Question: Who is the shortest player (which position)?

Question: Who is the tallest player (which position)?

In [10]:
A_heights = np_heights[np_positions == 'A']
M_heights = np_heights[np_positions == 'M']
gkA_heights = np.concatenate((gk_heights, A_heights))


print("Median height of all the players: " + str(np.median(np_heights)))
print("Median height of attackers: " + str(np.median(A_heights)))
print("Median height of goalkeeprs and attackers combines: " + str(np.median(gkA_heights)))


Median height of all the players: 179.98908338558766
Median height of attackers: 181.81243259051135
Median height of goalkeeprs and attackers combines: 180.46173056443257


In [11]:
print("The tallest player is a " + str(np_positions [np_heights== np.max(np_heights)]), 'with ', str(np.max(np_heights)), 'cm')
print("The shortest player is a " + str(np_positions [np_heights== np.min(np_heights)]), 'with ', str(np.min(np_heights)), 'cm')

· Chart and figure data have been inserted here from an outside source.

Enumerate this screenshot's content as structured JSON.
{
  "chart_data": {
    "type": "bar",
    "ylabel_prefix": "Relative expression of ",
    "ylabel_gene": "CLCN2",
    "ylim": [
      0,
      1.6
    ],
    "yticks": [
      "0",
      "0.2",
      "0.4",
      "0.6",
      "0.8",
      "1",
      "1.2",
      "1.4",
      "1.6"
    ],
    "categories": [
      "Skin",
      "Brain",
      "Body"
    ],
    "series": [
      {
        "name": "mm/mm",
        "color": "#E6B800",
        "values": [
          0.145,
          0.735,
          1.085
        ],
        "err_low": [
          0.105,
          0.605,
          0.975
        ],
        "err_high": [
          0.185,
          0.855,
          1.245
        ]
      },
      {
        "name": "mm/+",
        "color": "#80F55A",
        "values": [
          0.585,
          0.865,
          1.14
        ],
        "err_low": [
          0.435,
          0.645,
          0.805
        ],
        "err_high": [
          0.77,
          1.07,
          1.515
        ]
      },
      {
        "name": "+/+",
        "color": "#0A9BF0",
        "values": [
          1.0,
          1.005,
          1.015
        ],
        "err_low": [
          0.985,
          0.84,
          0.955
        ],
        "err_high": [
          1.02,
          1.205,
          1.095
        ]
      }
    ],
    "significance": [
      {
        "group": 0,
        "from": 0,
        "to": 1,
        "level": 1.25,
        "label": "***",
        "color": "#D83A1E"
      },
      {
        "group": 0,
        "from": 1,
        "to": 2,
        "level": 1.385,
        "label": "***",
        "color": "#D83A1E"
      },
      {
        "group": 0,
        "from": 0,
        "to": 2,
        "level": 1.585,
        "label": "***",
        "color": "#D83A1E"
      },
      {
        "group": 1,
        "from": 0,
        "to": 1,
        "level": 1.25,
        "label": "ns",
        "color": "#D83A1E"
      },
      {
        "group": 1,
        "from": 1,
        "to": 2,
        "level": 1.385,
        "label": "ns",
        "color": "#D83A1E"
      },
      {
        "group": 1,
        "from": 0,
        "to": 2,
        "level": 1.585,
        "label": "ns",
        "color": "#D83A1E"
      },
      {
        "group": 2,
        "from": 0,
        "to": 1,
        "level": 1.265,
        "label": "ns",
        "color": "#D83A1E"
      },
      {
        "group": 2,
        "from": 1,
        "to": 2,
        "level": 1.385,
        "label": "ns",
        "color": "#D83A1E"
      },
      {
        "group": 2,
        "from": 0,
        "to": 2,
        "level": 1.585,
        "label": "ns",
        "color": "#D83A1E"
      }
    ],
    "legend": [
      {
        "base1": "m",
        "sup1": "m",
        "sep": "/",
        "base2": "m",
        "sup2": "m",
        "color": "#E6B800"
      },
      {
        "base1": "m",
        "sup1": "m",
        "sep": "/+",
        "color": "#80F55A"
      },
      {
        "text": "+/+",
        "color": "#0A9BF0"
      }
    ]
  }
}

The tallest player is a ['D'] with  195.75674494860687 cm
The shortest player is a ['A'] with  171.2751376853617 cm


In [12]:
np_positions[2]

'GK'

In [13]:
d_heights = np_heights[np_positions == 'D']

## Data plotting

For plotting, we need the package matplotlib

In [14]:
plt.figure()
plt.hist(d_heights)
plt.title('Defenders')
plt.xlabel('Heights')
plt.show()

<IPython.core.display.Javascript object>

In [15]:
p = ['GK', 'D', 'M', 'A']
p_max = [np_heights[np_positions == i].max() for i in p]

In [16]:
plt.figure()
plt.plot(range(len(p)), p_max)
plt.gca().xaxis.set_ticks(range(len(p)))
plt.gca().xaxis.set_ticklabels(p)
plt.ylabel('Heights')
plt.show()

<IPython.core.display.Javascript object>